The couple had eight children, six daughters and two sons, by 1914 but by 1918 they had separated.
Faced with a weekly allowance of £1 for her family, Ms Meyrick looked for work and answered an add to go into partnership running tea dances.
By April 1919, she had opened Dalton’s in a basement close to the Alhambra Theatre in Leicester Square in partnership with Harry Dalton.
It was to be the start of her nightclub empire which would see her earn hundreds of thousands of pounds and but also end up behind bars.
By January 1920, the Dalton’s was shut down and both Meyrick and Dalton were fined.
Undeterred, she went on to open a succession of clubs including the 43 Club in Gerrard Street, Proctor’s Club, the Folies Bergères, the New Follies and the Silver Slipper Club.
She was fined on numerous occasions for breaching licensing restrictions or serving alcohol without a licence, regularly had her clubs closed down and served five prison sentences over the course of her career.

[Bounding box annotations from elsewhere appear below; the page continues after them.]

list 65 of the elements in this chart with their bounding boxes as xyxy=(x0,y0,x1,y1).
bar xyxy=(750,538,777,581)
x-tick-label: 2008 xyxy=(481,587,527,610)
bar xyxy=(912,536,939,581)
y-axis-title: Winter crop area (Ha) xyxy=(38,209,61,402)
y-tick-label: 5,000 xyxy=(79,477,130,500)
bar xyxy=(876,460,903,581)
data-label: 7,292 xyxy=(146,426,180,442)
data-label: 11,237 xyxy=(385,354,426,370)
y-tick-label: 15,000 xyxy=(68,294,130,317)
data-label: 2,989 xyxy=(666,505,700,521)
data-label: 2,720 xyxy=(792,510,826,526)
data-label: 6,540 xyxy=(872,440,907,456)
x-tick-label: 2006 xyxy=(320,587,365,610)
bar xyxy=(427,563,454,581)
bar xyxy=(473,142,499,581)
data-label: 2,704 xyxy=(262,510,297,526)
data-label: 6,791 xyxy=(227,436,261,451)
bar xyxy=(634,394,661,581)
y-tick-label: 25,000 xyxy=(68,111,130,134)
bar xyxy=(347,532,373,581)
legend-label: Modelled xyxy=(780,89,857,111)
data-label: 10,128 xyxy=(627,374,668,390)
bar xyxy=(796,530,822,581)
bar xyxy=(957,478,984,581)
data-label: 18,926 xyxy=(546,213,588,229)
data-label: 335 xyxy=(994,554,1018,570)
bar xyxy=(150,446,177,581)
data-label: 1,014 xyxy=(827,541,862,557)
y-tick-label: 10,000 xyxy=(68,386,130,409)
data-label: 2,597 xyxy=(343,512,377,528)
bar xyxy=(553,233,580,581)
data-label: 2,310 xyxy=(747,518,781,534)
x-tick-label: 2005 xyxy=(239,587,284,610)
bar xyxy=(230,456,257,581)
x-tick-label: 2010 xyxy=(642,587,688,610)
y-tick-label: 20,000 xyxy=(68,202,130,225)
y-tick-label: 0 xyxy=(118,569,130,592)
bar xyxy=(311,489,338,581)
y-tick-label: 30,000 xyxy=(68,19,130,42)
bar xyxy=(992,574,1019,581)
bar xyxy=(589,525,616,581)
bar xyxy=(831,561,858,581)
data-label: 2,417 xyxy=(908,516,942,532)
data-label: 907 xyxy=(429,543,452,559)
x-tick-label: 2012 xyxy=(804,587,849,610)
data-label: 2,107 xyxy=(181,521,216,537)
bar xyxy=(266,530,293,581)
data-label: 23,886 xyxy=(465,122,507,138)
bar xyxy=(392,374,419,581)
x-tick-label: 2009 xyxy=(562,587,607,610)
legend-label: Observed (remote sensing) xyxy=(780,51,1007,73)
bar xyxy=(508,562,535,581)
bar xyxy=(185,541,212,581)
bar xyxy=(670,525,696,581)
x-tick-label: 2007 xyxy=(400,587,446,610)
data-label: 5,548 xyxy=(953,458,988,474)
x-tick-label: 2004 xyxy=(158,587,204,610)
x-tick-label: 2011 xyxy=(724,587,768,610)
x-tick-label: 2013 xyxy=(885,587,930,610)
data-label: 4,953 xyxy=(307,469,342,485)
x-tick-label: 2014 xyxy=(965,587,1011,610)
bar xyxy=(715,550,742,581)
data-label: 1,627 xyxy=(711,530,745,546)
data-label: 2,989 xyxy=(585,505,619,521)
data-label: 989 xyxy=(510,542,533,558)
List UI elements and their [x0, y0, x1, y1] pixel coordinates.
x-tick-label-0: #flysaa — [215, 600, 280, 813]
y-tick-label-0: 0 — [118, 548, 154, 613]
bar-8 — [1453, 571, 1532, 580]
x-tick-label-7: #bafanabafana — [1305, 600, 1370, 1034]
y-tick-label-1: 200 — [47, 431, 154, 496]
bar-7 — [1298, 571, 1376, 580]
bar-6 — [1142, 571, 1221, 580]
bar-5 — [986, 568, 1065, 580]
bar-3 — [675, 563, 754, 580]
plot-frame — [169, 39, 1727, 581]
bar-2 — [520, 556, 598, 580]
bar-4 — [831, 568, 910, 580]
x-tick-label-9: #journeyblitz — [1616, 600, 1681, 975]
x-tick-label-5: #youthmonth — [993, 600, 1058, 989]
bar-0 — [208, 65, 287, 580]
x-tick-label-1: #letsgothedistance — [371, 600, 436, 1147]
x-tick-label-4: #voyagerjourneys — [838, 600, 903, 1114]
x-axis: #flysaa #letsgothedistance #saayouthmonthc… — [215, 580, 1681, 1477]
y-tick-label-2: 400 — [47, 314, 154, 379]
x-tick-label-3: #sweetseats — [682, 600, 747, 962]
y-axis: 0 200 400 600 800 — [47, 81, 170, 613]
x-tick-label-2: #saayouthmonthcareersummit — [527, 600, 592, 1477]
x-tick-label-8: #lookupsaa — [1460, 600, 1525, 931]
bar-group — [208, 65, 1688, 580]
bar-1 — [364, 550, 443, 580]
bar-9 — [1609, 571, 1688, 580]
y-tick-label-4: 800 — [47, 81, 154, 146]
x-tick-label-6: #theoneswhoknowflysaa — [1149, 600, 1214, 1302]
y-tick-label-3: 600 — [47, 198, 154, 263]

However, she also earned the moniker “Queen of the Night Clubs”, was estimated to have made £500,000 through her empire and married off three of her daughters to nobility.
She died on 19 January 1933 from influenza, aged 57. On the day of her funeral, West End theatres and clubs dimmed their lights.
Billie Carleton was an English musical comedy actress, real name Florence Leonora Stewart, who was the daughter of a chorus singer and unknown father.
She left home at 15 to work on the stage in London and rose to fame in the 1914 revue Watch Your Step.
By 1917, she played a flapper in the musical The Boy and in August 1918, she took the starring role of Phyllis Harcourt in The Freedom of the Seas at the Haymarket Theatre.
She briefly became the youngest leading lady in the West End.
On 27 November 1918, she attended a Victory Ball held at the Royal Albert Hall after her performance at the theatre.
She later retired with friends to her apartment at the Savoy Court Mansions (an annexe of the Savoy Hotel). And it was here she was discovered the next morning by her maid, dead at the age of 22.
A coroner’s inquest found Ms Carleton had died of a cocaine overdose and at a subsequent court case her friend the actor and costumier Reggie de Veulle pleaded guilty to supplying her with drugs.
Ms Carleton’s death was a scandal which both fascinated and horrified the public as details emerged of the drinking and drug-taking in her social circles.
Edgar Manning, also know as Eddie Manning, was a jazz musician who earned the title “Dope King” in 20s London.
Born in Jamaica, he settled in London in 1916 and was reported to be a drug dealer in the West End.
He garnered a reputation as a drug trafficker and “pedlar of dope” and his frequent convictions saw his name appearing regularly in the press.
In 1929, he was found guilty of the theft of a car and other property and sentenced to three years in prison.
He died in Parkhurst Prison on the Isle of Wight in 1931.